Americans and Europeans rescued from embattled Kolwezi arrived here yesterday describing a week of terror.
"The last seven days I spent lying on the floor on my home doing a lot of praying," said Methodist missionary Harold Amstutz of Portsmouth, Va.
Amstutz, a former Marine, said he had never seen fighting to compare with the battles in the streets of Kolwezi.
"There was artillery, mortar, rocket and small arms fire going off all the time and there were hand grenade fights in the streets.
The worst moment for Amstutz and his wife, came on Thursday.
"We had a narrow escape," he said. "The Katangese came looking for us, shouting, 'Missionary, missionary, where are you?' They were looking for me but they went to the wrong house."
The family's house had no water for six days and little electricity.
Another refugee whose family hid out in their home for a week was Othmar Provelli 40, from France.
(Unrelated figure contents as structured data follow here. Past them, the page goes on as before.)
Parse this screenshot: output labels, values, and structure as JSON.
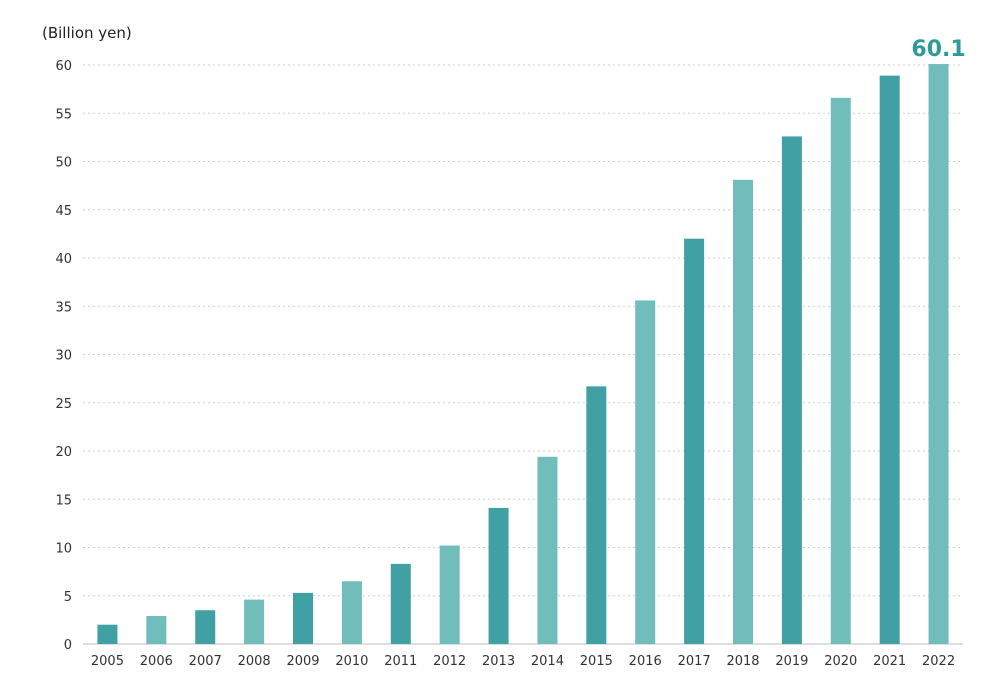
{
  "chart_data": {
    "type": "bar",
    "ylabel": "(Billion yen)",
    "categories": [
      "2005",
      "2006",
      "2007",
      "2008",
      "2009",
      "2010",
      "2011",
      "2012",
      "2013",
      "2014",
      "2015",
      "2016",
      "2017",
      "2018",
      "2019",
      "2020",
      "2021",
      "2022"
    ],
    "values": [
      2.0,
      2.9,
      3.5,
      4.6,
      5.3,
      6.5,
      8.3,
      10.2,
      14.1,
      19.4,
      26.7,
      35.6,
      42.0,
      48.1,
      52.6,
      56.6,
      58.9,
      60.1
    ],
    "ylim": [
      0,
      60
    ],
    "yticks": [
      0,
      5,
      10,
      15,
      20,
      25,
      30,
      35,
      40,
      45,
      50,
      55,
      60
    ],
    "grid": true,
    "colors": {
      "dark": "#40a0a4",
      "light": "#71bdbb",
      "annotation": "#2f9a99"
    },
    "bar_color_pattern": [
      "dark",
      "light",
      "dark",
      "light",
      "dark",
      "light",
      "dark",
      "light",
      "dark",
      "light",
      "dark",
      "light",
      "dark",
      "light",
      "dark",
      "light",
      "dark",
      "light"
    ],
    "annotation": {
      "text": "60.1",
      "category": "2022"
    }
  }
}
His family boiled water from their swimming pool to drink, he said.
"We all shut ourselves in our homes and hid to avoid being found and shot in the street," he said. "Bodies were littered all over the streets."
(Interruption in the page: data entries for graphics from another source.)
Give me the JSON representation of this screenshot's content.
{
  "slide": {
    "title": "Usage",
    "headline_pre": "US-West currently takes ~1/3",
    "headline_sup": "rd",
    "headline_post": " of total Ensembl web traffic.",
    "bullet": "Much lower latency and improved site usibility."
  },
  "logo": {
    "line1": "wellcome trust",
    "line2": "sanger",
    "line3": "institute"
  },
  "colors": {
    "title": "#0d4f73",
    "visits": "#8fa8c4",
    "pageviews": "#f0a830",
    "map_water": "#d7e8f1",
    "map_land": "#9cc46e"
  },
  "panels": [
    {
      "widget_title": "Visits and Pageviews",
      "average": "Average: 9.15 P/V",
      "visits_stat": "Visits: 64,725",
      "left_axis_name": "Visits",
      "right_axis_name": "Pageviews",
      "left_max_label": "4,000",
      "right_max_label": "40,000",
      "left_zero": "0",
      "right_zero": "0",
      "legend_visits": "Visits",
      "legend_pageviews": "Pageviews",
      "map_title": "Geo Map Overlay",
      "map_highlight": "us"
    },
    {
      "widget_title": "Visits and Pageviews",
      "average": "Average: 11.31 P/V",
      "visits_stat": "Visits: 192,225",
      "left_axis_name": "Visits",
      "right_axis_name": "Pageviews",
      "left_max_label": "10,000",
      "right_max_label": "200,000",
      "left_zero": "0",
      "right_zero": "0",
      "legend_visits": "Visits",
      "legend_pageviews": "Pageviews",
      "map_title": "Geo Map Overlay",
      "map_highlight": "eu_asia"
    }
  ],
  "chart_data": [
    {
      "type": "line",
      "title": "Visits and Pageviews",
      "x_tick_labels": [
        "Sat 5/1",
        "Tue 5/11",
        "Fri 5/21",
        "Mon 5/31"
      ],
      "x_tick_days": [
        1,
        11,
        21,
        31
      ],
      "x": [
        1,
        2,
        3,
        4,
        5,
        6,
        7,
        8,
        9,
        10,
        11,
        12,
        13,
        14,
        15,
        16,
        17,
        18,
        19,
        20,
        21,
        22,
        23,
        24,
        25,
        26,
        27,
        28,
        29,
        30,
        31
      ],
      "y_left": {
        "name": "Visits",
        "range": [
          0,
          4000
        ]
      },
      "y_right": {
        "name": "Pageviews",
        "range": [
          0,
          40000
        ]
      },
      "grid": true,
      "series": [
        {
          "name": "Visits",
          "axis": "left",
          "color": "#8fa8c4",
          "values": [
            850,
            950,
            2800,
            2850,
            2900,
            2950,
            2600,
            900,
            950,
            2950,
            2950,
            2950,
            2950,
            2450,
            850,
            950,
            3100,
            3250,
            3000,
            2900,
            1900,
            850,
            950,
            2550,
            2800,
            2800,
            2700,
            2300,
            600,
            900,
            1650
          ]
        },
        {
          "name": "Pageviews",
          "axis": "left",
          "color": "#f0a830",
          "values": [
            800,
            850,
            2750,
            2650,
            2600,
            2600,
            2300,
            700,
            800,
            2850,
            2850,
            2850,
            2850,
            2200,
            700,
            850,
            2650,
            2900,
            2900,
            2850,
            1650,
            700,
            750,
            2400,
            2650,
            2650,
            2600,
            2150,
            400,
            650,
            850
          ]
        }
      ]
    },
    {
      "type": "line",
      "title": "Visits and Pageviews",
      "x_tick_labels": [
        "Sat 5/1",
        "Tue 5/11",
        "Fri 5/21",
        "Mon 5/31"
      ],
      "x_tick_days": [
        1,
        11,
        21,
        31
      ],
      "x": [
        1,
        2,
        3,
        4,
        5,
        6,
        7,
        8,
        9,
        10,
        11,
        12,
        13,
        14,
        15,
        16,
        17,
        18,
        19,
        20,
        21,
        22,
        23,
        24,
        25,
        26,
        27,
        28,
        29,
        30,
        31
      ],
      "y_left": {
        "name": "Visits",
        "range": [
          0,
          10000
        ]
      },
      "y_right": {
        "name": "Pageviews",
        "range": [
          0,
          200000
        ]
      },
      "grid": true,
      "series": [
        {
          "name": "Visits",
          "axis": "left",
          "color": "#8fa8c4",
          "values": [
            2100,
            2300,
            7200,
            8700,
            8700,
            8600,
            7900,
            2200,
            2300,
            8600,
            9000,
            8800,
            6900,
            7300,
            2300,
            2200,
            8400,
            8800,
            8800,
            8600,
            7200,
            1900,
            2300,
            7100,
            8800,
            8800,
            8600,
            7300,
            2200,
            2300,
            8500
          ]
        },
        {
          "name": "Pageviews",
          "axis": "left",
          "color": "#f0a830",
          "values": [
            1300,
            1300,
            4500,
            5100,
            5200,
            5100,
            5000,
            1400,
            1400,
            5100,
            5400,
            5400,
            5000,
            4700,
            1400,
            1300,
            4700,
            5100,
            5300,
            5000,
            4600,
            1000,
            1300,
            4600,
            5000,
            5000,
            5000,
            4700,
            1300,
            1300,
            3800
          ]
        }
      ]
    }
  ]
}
He added that the rebels "hunted down anything that was white particularly the French . . . I am sure they killed everyone they found."
The Katangans apparently were particulary angry with the French because of French assistance in putting down an unsuccessful rebellion last year.
"At the start, rebels came around asking for passports, 'a Belgian engineer said. "The Belgians were safe but several Frenchmen were taken away."
For the refugees who arrived here yesterday the arrival of the paratroopers was a joyful moment.